All these changes added some flame to the smoldering speculation around Washington that the Johnson Administration is in for a wholesale reshuffling. Involved at the top of most rumors is Secretary of State Dean Rusk, who is said to be wearying of his job and to be out of favor with President Johnson. Leading the rumor list of possible successors: White House Foreign Policy Adviser McGeorge Bundy; Defense Secretary McNamara, who once made the observation that no man ought to stay more than five years on the same job and who, by that standard, has about served his time in the Pentagon; and former Treasury Secretary Douglas Dillon, a Republican who has had a lot of State Department experience.
While the who-will-succeed-Rusk game went on, there was also plenty of speculation about the reason behind Reedy's departure.
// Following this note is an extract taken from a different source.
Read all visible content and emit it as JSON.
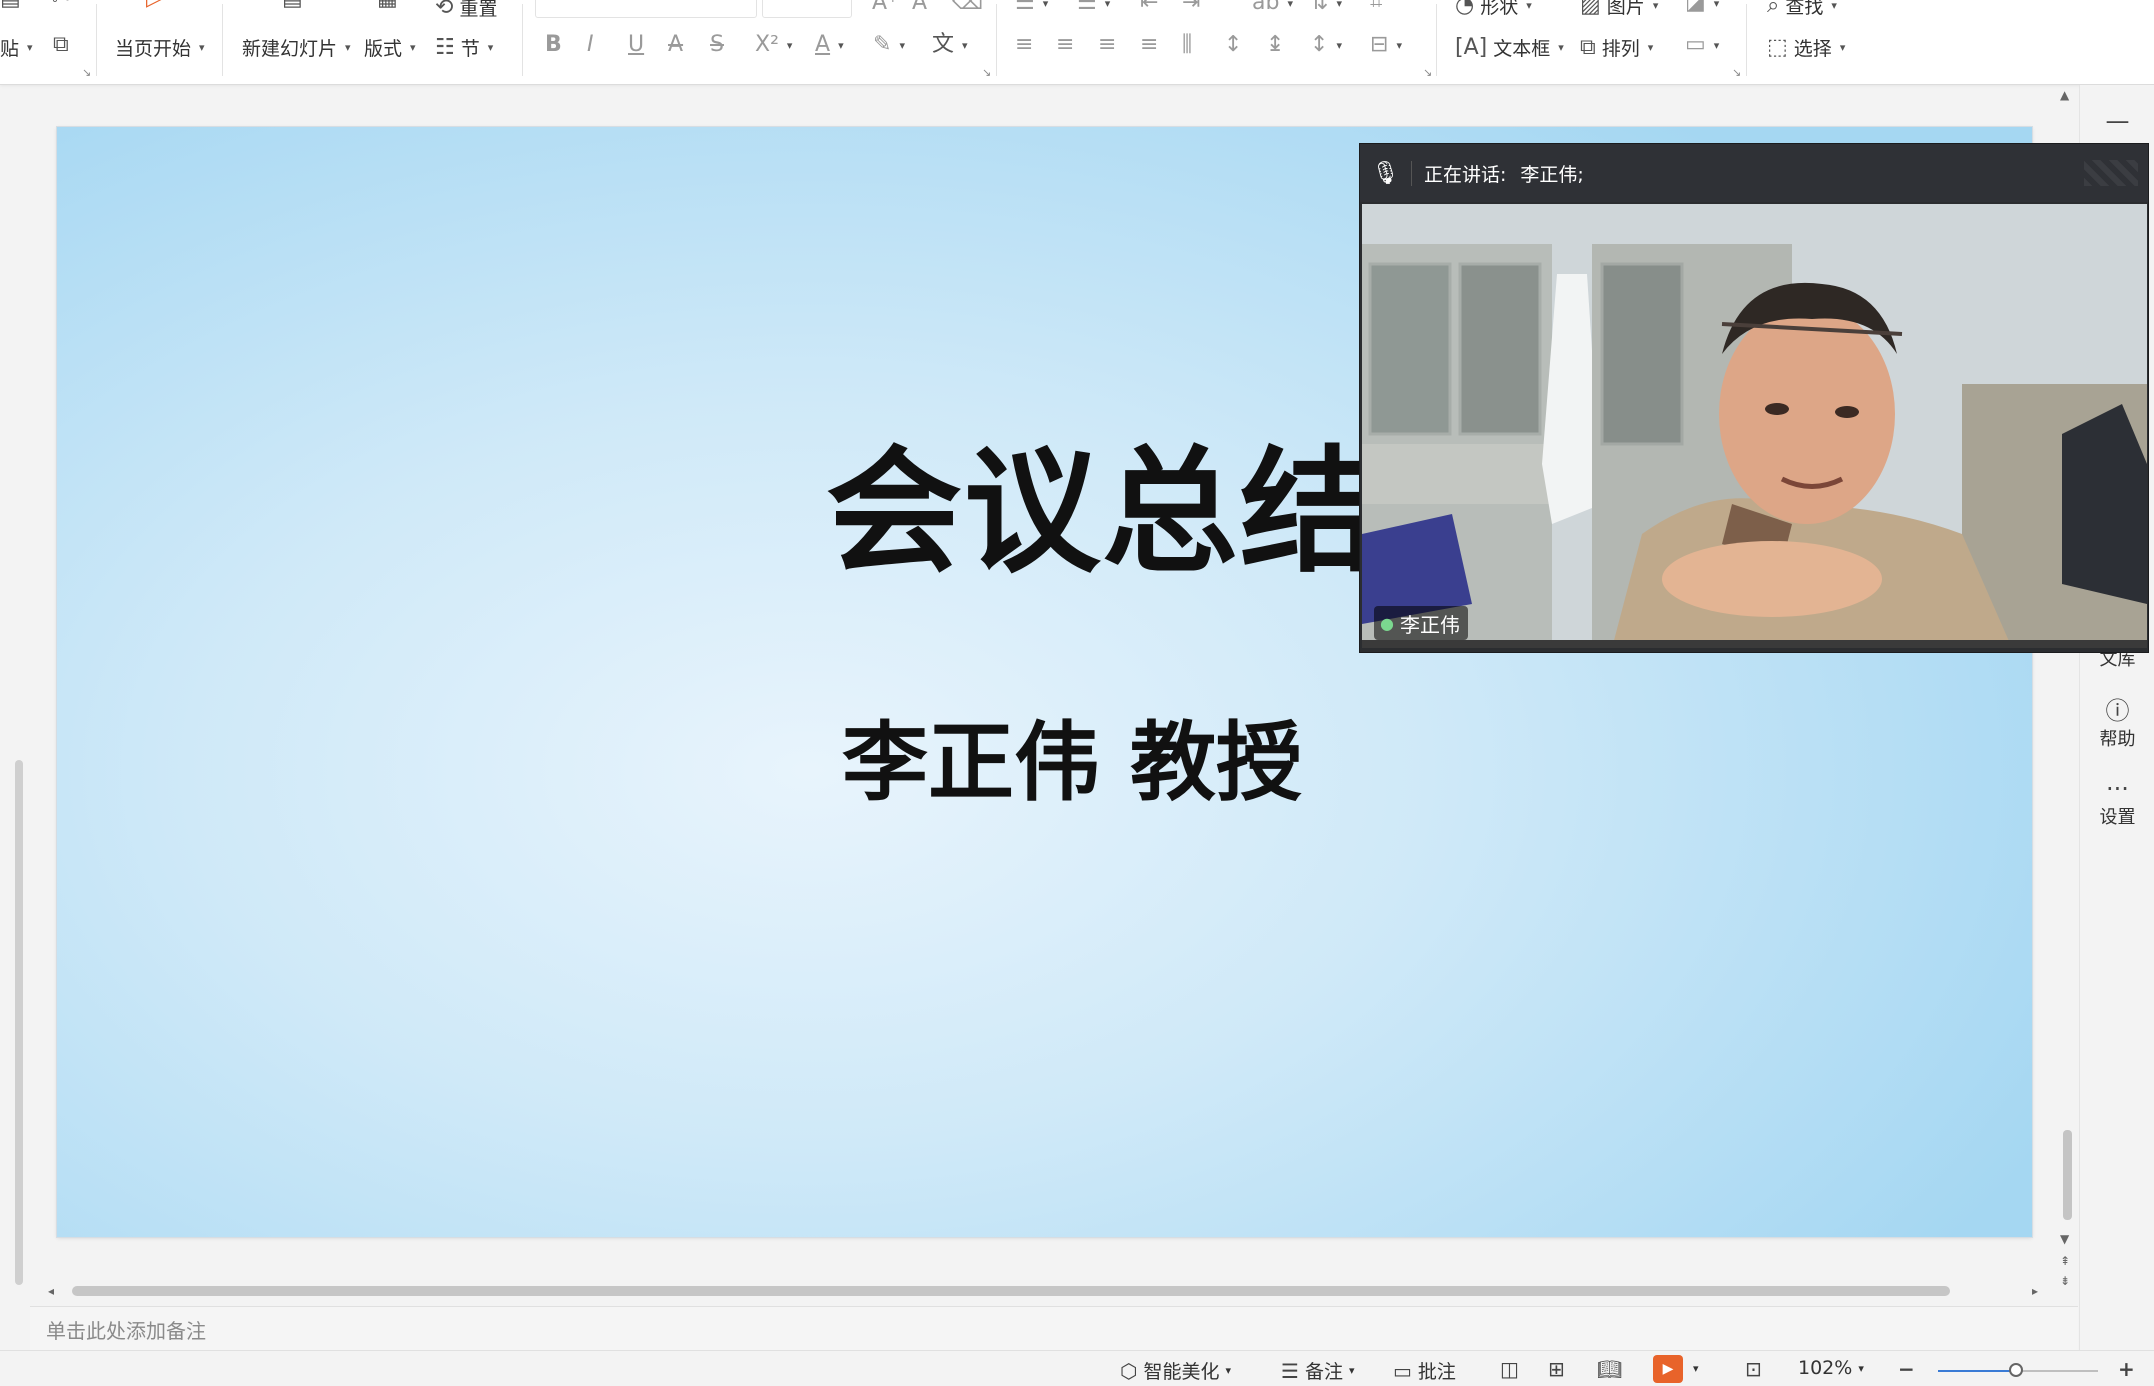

By any accounting, President Johnson's recent press relations have not been good, and it was all too easy to assume that he was trying to improve them by dumping George Reedy. The fact was that Reedy took leave for physical, not vocational reasons. He has long suffered from a painful hereditary condition known, rather unpleasantly, as hammertoes, in which shrinking tendons curl the toes downward and lock them into permanent cramp. He wears corrective steel-plated shoes that weigh three pounds each, but to remedy the ailment will probably require a series of operations involving severing the tendons and bone fusion.
President Johnson would never have fired his old friend Reedy, but he did take the occasion of Reedy's departure to upgrade the office of press secretary by appointing Moyers, perhaps his brightest, most trusted young aide, a fellow Texan, an ordained Baptist teacher (not preacher) and, unlike Reedy, a member of the Johnson hierarchy who ranks high enough to participate in top-level policy discussions. As the President obviously figures it, these credentials are more than enough to make up for the fact that Moyers' press experience has been limited, and that he has had almost none as a working reporter.